The report, titled Digital and AI-enabled wealth management: the big potential in Asia and released on February 02, looks at the region’s fast growing household wealth and shares how wealth managers can capture this opportunity by embracing data analytics and artificial intelligence (AI) to reduce costs, increase access for their clients and improve customer experience across the entire lifecycle.
In 2021, the wealth pool of households with investable assets of US$100,000 to US$1 million in Asia totaled US$2.7 trillion. That sum is projected to soar to US$4.7 trillion by 2026 as incomes continue to rise across the region, the report says.
These figures imply a potential incremental revenue of US$20 billion to US$25 billion for banks and wealth managers making this market a significant opportunity in financial services.
To capture this, banks and wealth managers must embrace technology, it says, and adopt what the consultancy refers to as an “AI-led full-stack approach”.
AI-led wealth management
This approach, the report says, focuses on leveraging data analytics and AI to improve efficiency, access critical insights, and offer superior customer experience. It’s articulated around four pillars: analytics-driven customer segmentation, impactful digital engagement, AI-powered decision making and core technology as well as the right operating model and talent.
Analytics-driven customer segmentation refers to the use of data to make customer segmentation more granular. The end goal here is to provide personalized recommendations based on one’s specific needs, attitude toward risk, preference for digital versus face-to-face engagement, desire for advice or planning services, and many other variables, rather than solely focus on traditional metrics such as portfolio size and income level, the report says.
Banks and wealth managers should also seek to strike a balance between personal interactions and digital interactions, it warns and stresses that innovative user-interface solutions can significantly help improve both customer experience and internal productivity.
Technology like AI and data analytics can be used to enhance digital interactions via mobile platforms by enabling for instance 24/7 decision support, financial health checks, budgeting tools and gamification, it says.

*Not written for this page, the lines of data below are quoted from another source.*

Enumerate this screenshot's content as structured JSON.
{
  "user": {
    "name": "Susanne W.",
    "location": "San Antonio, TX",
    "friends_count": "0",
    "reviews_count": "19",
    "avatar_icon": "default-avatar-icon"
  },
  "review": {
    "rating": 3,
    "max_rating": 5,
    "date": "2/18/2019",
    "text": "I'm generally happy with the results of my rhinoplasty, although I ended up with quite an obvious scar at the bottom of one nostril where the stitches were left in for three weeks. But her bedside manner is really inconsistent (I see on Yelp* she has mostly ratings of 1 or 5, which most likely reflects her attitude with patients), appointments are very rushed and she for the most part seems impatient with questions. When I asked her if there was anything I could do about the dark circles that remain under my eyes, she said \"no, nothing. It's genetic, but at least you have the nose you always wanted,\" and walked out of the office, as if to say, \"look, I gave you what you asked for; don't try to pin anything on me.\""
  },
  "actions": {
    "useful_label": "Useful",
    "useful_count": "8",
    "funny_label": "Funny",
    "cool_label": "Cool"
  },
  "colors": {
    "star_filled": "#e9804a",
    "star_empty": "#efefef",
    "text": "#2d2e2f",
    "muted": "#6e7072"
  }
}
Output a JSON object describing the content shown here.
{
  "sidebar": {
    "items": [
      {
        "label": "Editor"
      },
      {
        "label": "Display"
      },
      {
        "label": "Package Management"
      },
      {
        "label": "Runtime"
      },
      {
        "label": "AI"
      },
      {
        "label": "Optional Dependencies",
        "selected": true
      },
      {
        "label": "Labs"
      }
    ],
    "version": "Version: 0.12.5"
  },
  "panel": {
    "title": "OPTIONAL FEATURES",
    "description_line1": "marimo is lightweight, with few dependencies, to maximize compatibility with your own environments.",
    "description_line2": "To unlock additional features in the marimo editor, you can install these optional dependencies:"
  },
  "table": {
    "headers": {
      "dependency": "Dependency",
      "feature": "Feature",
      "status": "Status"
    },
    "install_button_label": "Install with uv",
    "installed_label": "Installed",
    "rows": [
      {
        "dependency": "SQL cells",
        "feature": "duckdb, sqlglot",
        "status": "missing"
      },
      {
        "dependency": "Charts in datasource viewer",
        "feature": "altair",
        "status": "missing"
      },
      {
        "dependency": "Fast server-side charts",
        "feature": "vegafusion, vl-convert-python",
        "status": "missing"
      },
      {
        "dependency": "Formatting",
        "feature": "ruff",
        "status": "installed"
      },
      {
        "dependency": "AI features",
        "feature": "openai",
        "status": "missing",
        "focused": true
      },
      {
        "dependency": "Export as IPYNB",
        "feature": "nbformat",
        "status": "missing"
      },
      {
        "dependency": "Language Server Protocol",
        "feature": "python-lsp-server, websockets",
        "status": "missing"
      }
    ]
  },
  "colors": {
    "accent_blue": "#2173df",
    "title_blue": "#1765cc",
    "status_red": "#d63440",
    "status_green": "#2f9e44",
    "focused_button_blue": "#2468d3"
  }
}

Along the same veins, apps can be elevated with features like analytics-driven investment recommendations, risk optimization, personalized portfolio rebalancing and other portfolio management functionalities to improve customer experience.
For banks and wealth managers, AI and digital tools can help them tailor offerings to specific customer needs, whether that’s savings, investment or insurance advisory, expense or debt management, or tax-loss harvesting. They can also improve productivity, enable end-to-end client servicing, and allow the bank or wealth manager to aggregate all client data into a “single source of truth,” the report says.
But for banks and wealth managers to fully tap into the potential of AI-led digital wealth management, these providers will need to adopt the right core technology and data layers, McKinsey warns. This might mean outsourcing some of their services, or moving onto a cloud-based platform that supports real-time analytics across multiple data sets and service providers.
In Asia, the digital wealth management opportunity is further evidenced by a clear interest from consumers in these new tech-enabled products.
In McKinsey’s 2021 Personal Financial Services Survey, approximately 80% of affluent and mass-affluent respondents in Asia said they would or might consider receiving advisory services remotely through digital channels.
But despite an evident willingness to use digital wealth management services, the market remains largely underserved and existing products are failing to impress.
A 2021 report by KPMG, which looked at the state of digital wealth management in Asia Pacific (APAC), found that, overall, digital offerings were not meeting client expectations, owing to limited online services and lack of customization and self-service functionality.
Going even further, a 2022 study conducted by Accenture found that even though most investors were happy with the returns they achieved in 2021, roughly 30% of the investors surveyed planned to leave their current wealth management provider in 2022.